I read this story expecting to be titillated or at least get a cheap thrill from reading about the sexual escapades of a working girl in the escort business. Girlfriend experience? Please, this is more like...I dont even know how I would even describe this. Im sure there is more that goes on in here then the writer lets on. This is more like an advertisement for this establishment....I think Im actually going to check it out. The writer didnt even mention if the the girls working there are pretty or not.

Qwitzach
Qwitzach

korea is not in southeast asia. it is in east asia.

Sakara
Sakara

soon to be a cable tv movie, no doubt.

Without Pie
Without Pie

Who Else Wants To Get A $829 iPad.2 3G For $121.37. Or a $1799.00 Macbook-Pro For Under $217.81? Forget Retail Stores With Their Jacked Up Prices. I Already Sold A Bunch Of Stuff For Half Of What People Would Have Paid At Retail Stores, But I Am Getting Stuff For Much Cheaper Than That. I Use Two Sites, Both Are Good, BidsGo.cömAnd BidsWave.cöm

Clint
Clint

I was in Naganno Japan and for fifty bucks extra they give you a blow job at the end. For real

Cassidy
Cassidy

It was a real tease of an article! I guess the only reason the title mentioned a Jewish geisha was due to the author's self-indulgence. I was half expecting Daphne Rosen or somebody! Instead, it was just another broke whitegirl making money off of some easy Asian marks.

Cassidy
Cassidy

Kept waiting for the "Jewish stuff," given the title of the article, but aside from hairy legs (and no one every commented on her nose??) I don't see what was the point of calling herself a Jewish geisha.
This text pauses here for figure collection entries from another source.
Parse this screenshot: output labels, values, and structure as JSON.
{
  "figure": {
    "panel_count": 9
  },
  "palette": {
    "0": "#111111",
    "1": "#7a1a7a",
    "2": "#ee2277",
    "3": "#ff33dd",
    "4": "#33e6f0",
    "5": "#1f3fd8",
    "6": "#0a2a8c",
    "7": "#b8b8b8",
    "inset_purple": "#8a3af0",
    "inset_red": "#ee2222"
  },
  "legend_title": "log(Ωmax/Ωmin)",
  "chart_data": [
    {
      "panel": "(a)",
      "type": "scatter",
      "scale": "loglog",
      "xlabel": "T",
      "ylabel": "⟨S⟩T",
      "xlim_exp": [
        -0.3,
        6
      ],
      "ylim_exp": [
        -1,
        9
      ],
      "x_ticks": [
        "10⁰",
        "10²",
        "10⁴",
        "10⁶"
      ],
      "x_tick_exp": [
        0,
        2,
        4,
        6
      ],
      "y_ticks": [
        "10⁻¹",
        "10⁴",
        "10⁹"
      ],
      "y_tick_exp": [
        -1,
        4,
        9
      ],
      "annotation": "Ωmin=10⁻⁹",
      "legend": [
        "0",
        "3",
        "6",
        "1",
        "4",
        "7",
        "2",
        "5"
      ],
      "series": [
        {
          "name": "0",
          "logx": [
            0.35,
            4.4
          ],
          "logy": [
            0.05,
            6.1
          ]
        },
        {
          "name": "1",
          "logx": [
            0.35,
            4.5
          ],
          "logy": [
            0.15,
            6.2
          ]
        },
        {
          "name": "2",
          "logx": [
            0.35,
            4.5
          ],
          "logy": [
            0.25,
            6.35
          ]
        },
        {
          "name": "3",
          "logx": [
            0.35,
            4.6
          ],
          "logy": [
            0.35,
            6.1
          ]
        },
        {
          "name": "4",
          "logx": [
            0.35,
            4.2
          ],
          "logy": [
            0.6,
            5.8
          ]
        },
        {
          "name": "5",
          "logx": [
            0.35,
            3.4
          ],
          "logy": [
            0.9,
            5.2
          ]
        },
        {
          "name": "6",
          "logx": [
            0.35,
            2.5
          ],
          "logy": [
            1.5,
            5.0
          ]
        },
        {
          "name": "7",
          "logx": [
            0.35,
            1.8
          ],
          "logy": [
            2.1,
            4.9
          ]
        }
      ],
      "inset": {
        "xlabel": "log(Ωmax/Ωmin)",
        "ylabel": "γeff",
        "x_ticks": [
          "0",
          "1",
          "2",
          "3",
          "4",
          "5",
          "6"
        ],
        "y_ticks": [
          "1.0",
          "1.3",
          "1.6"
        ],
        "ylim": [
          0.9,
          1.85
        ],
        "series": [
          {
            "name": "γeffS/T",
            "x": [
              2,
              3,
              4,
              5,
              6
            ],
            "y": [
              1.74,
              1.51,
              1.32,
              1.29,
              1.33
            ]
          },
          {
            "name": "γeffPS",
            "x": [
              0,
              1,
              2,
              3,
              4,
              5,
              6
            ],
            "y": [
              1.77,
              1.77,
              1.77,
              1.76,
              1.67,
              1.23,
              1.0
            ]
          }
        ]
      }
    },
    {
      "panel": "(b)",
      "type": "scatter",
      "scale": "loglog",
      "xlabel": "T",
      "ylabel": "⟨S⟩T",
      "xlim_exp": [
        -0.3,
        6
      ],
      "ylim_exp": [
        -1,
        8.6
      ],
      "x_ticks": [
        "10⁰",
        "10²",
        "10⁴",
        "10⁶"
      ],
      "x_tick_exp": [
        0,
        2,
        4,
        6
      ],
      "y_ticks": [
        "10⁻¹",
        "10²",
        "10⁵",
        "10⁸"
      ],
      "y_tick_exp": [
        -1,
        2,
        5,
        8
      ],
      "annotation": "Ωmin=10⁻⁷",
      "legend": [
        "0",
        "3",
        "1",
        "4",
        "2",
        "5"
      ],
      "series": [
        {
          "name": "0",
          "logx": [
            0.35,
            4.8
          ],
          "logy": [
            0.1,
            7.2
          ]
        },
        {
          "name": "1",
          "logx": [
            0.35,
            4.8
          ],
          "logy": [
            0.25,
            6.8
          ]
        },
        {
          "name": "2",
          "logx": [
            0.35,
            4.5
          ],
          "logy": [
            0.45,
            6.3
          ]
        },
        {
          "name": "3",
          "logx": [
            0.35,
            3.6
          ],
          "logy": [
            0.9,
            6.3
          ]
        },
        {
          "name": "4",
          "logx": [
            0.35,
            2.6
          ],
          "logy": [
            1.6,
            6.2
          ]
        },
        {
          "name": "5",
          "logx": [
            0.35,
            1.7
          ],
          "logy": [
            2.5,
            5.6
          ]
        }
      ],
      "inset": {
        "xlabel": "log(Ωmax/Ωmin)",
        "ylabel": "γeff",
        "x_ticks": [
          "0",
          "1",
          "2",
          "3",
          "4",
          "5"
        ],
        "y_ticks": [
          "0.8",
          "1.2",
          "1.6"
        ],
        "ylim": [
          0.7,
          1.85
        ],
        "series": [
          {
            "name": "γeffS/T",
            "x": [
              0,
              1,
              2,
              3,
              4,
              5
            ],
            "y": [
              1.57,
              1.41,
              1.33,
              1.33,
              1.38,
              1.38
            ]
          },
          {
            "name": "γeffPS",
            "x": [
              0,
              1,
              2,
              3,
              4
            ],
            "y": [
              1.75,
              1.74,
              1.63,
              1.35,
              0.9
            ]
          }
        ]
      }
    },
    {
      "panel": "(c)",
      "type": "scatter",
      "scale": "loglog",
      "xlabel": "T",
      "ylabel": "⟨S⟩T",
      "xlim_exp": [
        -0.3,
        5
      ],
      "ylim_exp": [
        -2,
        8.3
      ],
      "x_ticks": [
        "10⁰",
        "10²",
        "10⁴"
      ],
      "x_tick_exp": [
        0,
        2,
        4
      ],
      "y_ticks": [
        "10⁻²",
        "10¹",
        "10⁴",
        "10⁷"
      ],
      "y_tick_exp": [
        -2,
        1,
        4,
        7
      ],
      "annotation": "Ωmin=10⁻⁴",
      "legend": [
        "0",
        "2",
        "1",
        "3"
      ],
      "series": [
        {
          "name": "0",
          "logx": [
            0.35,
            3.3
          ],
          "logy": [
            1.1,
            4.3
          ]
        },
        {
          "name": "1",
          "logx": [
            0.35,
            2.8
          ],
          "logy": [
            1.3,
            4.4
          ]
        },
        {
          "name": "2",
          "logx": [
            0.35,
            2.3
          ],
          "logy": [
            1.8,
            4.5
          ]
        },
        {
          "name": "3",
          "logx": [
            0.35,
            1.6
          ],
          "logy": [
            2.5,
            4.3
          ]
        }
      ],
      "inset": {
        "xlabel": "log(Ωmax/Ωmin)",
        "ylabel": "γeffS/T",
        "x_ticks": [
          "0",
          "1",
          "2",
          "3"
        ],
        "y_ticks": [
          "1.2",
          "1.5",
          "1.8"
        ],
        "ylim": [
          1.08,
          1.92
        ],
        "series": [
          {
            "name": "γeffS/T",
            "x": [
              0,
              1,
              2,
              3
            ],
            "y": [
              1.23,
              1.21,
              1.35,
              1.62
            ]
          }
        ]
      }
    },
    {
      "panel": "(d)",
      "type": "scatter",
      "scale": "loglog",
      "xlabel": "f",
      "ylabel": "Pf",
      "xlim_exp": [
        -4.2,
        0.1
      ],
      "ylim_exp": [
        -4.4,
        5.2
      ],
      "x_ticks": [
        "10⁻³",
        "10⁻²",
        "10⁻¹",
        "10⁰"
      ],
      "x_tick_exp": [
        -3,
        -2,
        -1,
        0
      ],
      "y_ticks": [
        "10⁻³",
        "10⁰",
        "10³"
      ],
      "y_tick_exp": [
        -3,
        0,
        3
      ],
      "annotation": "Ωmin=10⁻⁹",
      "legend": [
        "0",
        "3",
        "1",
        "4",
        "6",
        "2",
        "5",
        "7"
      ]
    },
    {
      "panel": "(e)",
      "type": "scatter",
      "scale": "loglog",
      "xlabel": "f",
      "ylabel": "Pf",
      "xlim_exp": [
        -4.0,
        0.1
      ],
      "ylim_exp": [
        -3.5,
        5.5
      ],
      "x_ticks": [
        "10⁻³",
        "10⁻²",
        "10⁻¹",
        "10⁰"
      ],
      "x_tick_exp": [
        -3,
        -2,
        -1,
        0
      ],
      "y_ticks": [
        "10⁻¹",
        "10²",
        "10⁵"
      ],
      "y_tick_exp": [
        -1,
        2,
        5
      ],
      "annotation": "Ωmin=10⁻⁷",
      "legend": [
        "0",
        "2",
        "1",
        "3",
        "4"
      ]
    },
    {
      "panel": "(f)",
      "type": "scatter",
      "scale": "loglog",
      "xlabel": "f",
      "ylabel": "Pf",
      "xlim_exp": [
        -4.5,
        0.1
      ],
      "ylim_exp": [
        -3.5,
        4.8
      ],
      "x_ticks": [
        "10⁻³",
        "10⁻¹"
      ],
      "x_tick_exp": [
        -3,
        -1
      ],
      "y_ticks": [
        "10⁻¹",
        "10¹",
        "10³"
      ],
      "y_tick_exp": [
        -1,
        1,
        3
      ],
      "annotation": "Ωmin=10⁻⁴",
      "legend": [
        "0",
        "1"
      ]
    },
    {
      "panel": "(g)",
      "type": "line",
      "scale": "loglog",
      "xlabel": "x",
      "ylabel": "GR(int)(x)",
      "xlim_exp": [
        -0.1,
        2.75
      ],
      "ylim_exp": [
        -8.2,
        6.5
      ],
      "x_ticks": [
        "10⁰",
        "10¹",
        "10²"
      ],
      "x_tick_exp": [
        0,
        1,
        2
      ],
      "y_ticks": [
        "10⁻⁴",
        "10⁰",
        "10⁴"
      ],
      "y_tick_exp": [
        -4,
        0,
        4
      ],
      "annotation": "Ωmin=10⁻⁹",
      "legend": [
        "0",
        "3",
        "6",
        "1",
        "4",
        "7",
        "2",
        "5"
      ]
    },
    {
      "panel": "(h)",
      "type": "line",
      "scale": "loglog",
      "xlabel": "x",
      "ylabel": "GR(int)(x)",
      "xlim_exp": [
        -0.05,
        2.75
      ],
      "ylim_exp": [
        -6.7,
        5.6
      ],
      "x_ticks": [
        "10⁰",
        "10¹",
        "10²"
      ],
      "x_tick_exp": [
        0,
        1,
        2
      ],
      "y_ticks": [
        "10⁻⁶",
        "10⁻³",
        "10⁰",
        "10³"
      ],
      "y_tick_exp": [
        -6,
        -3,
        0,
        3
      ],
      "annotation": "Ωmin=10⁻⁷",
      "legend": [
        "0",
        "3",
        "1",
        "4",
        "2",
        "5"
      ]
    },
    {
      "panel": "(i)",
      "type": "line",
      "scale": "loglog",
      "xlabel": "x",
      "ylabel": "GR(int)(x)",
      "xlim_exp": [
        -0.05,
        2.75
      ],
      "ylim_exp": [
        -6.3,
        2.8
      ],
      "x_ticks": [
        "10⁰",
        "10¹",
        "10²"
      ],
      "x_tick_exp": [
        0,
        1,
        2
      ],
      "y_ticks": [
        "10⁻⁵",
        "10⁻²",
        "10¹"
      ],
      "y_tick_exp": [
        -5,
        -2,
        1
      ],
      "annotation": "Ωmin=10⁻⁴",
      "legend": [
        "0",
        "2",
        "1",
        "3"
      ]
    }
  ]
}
Kept thinking there was going to be a Russian connection somehow, since "Jewesses" in czarist Russia staffed the brothels.

elcalato
elcalato

Im not a professional writer or for that matter any type of writer. I think whoever wrote this article was using the reference to the endangered fish to give a sense of the forbidden....like something sort of dangerous. I mean to be going out with a stranger under her circumstances could have all sorts of outcomes....

Cassidy
Cassidy

Well, I did rather enjoy this article, even though I was hoping for more (like those lonely losers profiled?), but I agree with you in general: the Voice is no longer relevant.

Msue
Msue

There is no "sexual thing" whatsoever you idiot.Girls are prretier than your sister. And please don't come if you don't have enough money to buy a bottle + cover charge.We don't have coors light.-ex geisha

Cassidy
Cassidy

By Jewish girls? I like Jewish girls the most.

Cassidy
Cassidy

Yeah, I thought it was rather fine writing on her part.

elcalato
elcalato

I think you didnt get what I was trying to say. The article itself was presented in a way to make it seem like it was about someone working in the escort business.